読者の皆様のお陰です、ありがとうございます!!!!!!

歓喜して例のごとくマウスが吹き飛びました。


後、新作を始めました。

基本そちらはごくまれに更新する程度ですが。

興味があれば、読んでみてください。


https://ncode.syosetu.com/n4154he/

転生悪役令嬢の、恋患い~されど想いは、秘めるもの~尊すぎる推しは、可愛いヒロインと結ばれるべきなのです!私の脇役道を邪魔しないでください!



今回短めです。

短剣を受けとる。


「ありがとう、ございます。……これは?」

「その短剣には、我が家の紋章が刻まれている。それを持つことは、我が家が君の後ろ盾となっていることを証明することになる」


言われて、俺は受け取った短剣を眺める。


黒い柄にあしらわれた、緻密な彫刻。

そして、黄金の鞘に刻まれた、複雑な絵。


その絵に、何か奇妙な既視感がある。

眉根を寄せて考え込む俺に、ジェームスは何か面白いものを見る目で饒舌に告げる。


「その鞘に刻まれているのが我が家の紋章だ。それは、遥か昔からこの土地、絶望の森から国を守るためにあるこの地を守り抜いてきた我が祖先が、殿下より授けられた紋章で、絶望の森に居るとされる不死鳥をモチーフにしているのだけど……見覚えがあるのかな?」

「……いえ」


不死鳥……。あのクソ鳥か!!


散々俺を苦しめてくれたクソ鳥が、こちらでは紋章になっているとは。

奇妙な縁もあるものだ。


内心ではクソ鳥へのどす黒い思いが渦巻いていようとも、顔や仕草には出さない。

知っているのは不審がられるだろうしな。


そんな風に表情を殺す俺を、僅かな狂気の宿る、二つの目が見つめていたことには気付かず――。



「ふーん……。まあ、いいか。何かあったら、その短剣を見せれば、大抵の相手は黙らせられると思うよ。
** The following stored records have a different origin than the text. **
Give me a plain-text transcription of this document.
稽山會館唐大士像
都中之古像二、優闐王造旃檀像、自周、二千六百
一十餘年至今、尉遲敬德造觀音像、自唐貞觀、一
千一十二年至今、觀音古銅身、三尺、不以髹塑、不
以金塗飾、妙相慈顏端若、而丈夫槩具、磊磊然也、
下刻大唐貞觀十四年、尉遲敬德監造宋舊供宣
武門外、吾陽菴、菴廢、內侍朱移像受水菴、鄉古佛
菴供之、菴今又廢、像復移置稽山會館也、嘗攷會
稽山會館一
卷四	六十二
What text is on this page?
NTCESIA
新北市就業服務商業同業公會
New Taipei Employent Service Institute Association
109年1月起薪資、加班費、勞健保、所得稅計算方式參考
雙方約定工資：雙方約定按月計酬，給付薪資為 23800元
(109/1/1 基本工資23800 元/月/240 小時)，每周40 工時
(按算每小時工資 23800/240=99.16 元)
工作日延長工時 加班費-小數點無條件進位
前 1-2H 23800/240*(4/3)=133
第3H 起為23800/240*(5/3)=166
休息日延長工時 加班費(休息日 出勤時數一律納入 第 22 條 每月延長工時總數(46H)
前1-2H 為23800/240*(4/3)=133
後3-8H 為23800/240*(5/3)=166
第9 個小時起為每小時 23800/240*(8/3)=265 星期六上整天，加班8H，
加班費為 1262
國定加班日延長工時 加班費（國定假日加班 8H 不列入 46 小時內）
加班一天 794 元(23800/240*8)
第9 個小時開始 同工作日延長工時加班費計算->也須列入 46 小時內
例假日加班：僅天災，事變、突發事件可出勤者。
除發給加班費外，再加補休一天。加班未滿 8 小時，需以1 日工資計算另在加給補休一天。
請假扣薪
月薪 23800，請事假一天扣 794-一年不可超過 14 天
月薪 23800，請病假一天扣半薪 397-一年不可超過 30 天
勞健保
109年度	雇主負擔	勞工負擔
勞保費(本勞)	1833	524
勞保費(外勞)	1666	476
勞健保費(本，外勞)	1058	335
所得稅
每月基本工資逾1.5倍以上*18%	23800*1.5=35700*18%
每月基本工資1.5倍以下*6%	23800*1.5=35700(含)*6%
但し、悪用しようものなら……分かってるね?」


途端に襲い掛かる重圧。だが、流石にこれくらいなら一切堪えない。

眉ひとつ動かさずに即答する。


「勿論です。権力を盾に横暴を通そうとする貴族相手ぐらいしか使うつもりは有りませんので」

「そうだね、それが良い。そういう輩には特に刺さるだろう」


ということで、有難く短剣を戴く。

人格的にも問題なさそうな貴族と、繋がりを持てた。これは、大きいだろう。

少しぐらいなら派手に動いても、最悪この短剣がどうにかしてくれる。


まあ、迷惑をかけるつもりも、権力に頼りっきりになるつもりもないが。



「じゃあ、友好の証として、一緒に夕食でもどうだい?」


***


「この度は娘を助けていただき、ありがとうございます」


夕食の席には、ジェームスの妻と名乗る人物も登場した。

細く,儚げな雰囲気のその女性は、自らをアート=メディチと名乗った。


…………なんだかなぁ。


どうも、気になる。何か、喉の奥に小骨が突っかかっているような。


まあ、気にしてもしょうがないか。



「じゃあ、メディチ家の料理、たんと食べていってね」

「ご相判に預かります」


赤いカーペットの部屋に、大きな長机。


その上に、所狭し――――というほどではないが、それなりの数の料理が並べられている。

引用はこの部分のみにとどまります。